Les anticoagulants oraux directs (un type de fluidifiant sanguin) sont-ils plus efficaces que les anticoagulants traditionnels pour traiter une embolie pulmonaire (un caillot de sang dans le poumon) ?

Qu'est-ce qu'une embolie pulmonaire ?

Une embolie pulmonaire se produit lorsqu'un morceau de caillot sanguin se détache d'un caillot situé ailleurs dans le corps et se déplace dans le sang jusqu'aux poumons. Cette maladie peut mettre la vie en danger et touche environ 4 à 12 personnes sur 10 000. Le risque d'embolie pulmonaire peut augmenter en fonction de certains facteurs de risque, notamment les caillots antérieurs, les périodes d'immobilité prolongées (comme les voyages en avion ou le repos au lit), le cancer, l'exposition aux œstrogènes (grossesse, contraceptifs oraux ou traitement hormonal substitutif), les troubles sanguins (thrombophilie) et les traumatismes.

Comment traiter une embolie pulmonaire ?

Jusqu'à récemment, le traitement standard de l'embolie pulmonaire était un anticoagulant : un médicament qui traite ou prévient la formation de caillots sanguins, souvent appelé « fluidifiant sanguin ». Les anticoagulants classiques comprennent l'héparine, le fondaparinux et les antagonistes de la vitamine K. Toutefois, ces médicaments peuvent entraîner des effets secondaires et ont des limites.

Deux types d'anticoagulants ont été développés : les inhibiteurs directs de la thrombine (IDT) et les inhibiteurs du facteur Xa. Ces anticoagulants sont administrés par voie orale (c'est-à-dire par la bouche, sous la forme d'un comprimé), ont un effet prévisible, ne nécessitent pas de surveillance fréquente ni de re-dosage (prise de plusieurs doses) et ont peu d'interactions connues avec d'autres médicaments. Pour ces raisons, les anticoagulants oraux directs sont devenus les médicaments de choix pour traiter la thrombose veineuse profonde (TVP).

Que voulions-nous découvrir ?

Nous avons voulu savoir si les anticoagulants oraux directs sont utiles et sûrs pour traiter les personnes souffrant d'une embolie pulmonaire, par comparaison avec les anticoagulants classiques. Nous avons cherché à savoir si un traitement de 3 mois ou plus permettait d'éviter la formation de nouveaux caillots sanguins (TVP récurrente, lorsqu'un caillot se forme dans une veine profonde, généralement dans la jambe), d'embolies pulmonaires récurrentes et d'embolies pulmonaires. Les principaux critères de jugement en matière de tolérance comprenaient le décès et les événements indésirables dommageables, tels que les hémorragies majeures.
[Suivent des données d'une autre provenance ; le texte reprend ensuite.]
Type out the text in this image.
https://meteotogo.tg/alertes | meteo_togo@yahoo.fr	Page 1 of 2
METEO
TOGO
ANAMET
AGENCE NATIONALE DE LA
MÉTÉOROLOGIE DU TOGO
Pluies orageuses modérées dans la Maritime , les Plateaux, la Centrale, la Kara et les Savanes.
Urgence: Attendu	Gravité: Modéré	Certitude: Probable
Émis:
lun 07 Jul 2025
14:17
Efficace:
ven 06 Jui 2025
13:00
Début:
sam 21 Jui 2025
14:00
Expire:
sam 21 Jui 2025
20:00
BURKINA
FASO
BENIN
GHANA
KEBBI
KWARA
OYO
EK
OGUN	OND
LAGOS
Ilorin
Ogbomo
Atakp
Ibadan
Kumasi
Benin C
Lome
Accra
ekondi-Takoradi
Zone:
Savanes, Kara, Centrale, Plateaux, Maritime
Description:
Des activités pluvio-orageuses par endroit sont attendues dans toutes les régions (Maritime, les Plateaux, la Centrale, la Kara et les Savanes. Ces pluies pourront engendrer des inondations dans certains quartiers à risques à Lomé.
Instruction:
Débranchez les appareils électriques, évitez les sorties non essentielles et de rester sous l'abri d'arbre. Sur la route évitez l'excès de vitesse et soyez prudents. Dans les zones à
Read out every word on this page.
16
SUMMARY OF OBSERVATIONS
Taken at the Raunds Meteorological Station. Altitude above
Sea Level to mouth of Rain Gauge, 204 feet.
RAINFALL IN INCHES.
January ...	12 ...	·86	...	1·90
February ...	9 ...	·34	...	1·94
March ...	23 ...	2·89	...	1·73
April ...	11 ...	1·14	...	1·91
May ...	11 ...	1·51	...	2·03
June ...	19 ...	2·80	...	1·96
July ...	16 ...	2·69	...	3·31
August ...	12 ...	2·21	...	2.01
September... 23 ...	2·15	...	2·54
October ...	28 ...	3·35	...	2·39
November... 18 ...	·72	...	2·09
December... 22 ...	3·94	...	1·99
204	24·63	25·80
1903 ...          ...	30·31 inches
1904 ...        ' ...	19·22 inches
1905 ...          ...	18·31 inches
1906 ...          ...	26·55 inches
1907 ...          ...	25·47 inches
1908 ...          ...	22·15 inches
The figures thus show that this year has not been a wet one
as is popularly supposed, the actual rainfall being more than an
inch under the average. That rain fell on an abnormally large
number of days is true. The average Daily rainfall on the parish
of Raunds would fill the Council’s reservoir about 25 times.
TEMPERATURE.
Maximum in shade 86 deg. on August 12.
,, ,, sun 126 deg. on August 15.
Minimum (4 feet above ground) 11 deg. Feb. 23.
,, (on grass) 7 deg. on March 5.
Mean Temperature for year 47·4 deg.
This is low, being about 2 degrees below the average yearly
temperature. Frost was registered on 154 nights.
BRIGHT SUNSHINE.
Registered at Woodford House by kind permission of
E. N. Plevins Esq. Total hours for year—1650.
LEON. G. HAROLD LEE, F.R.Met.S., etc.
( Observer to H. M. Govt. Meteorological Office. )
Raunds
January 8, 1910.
Comment avons-nous procédé ?

Nous avons recherché des études dans lesquelles des personnes souffrant d'une embolie pulmonaire confirmée par des techniques d'imagerie standard ont été allouées aléatoirement à l'un des deux groupes de traitement. Ces types d'études fournissent les données probantes les plus fiables sur les effets du traitement. Les personnes des groupes expérimentaux ont reçu un IDT ou un inhibiteur du facteur Xa par voie orale, et leurs résultats ont été comparés à ceux des personnes ayant reçu une anticoagulation conventionnelle. Tous les participants ont bénéficié d'un traitement de longue durée de l'embolie pulmonaire (une durée minimale de 3 mois).

Qu’avons-nous trouvé ?

Après avoir recherché des études pertinentes, nous avons inclus 10 études avec un total combiné de 13 073 participants. Les études ont comparé les IDT oraux et les inhibiteurs oraux du facteur Xa à l'anticoagulation conventionnelle. Nous avons combiné les données des études et constaté qu'il n'y avait pas de différence claire dans l'incidence de :

- l’embolie pulmonaire récurrente ;
- la thrombose veineuse profonde récurrente (TVP : formation d'un caillot sanguin, généralement dans une veine profonde de la jambe ou du bassin) ;
- la thromboembolie veineuse récurrente (lorsque la TVP et l'embolie pulmonaire surviennent en même temps) ;
- les décès ;
- l’hémorragie majeure

Cette revue a montré qu'il n'y avait pas de différence claire entre les anticoagulants oraux directs et le traitement conventionnel dans la prévention de l'EP récurrente, de la TEV récurrente, de la TVP, de la mortalité et des hémorragies majeures. Aucune étude n'a mesuré la qualité de vie liée à la santé.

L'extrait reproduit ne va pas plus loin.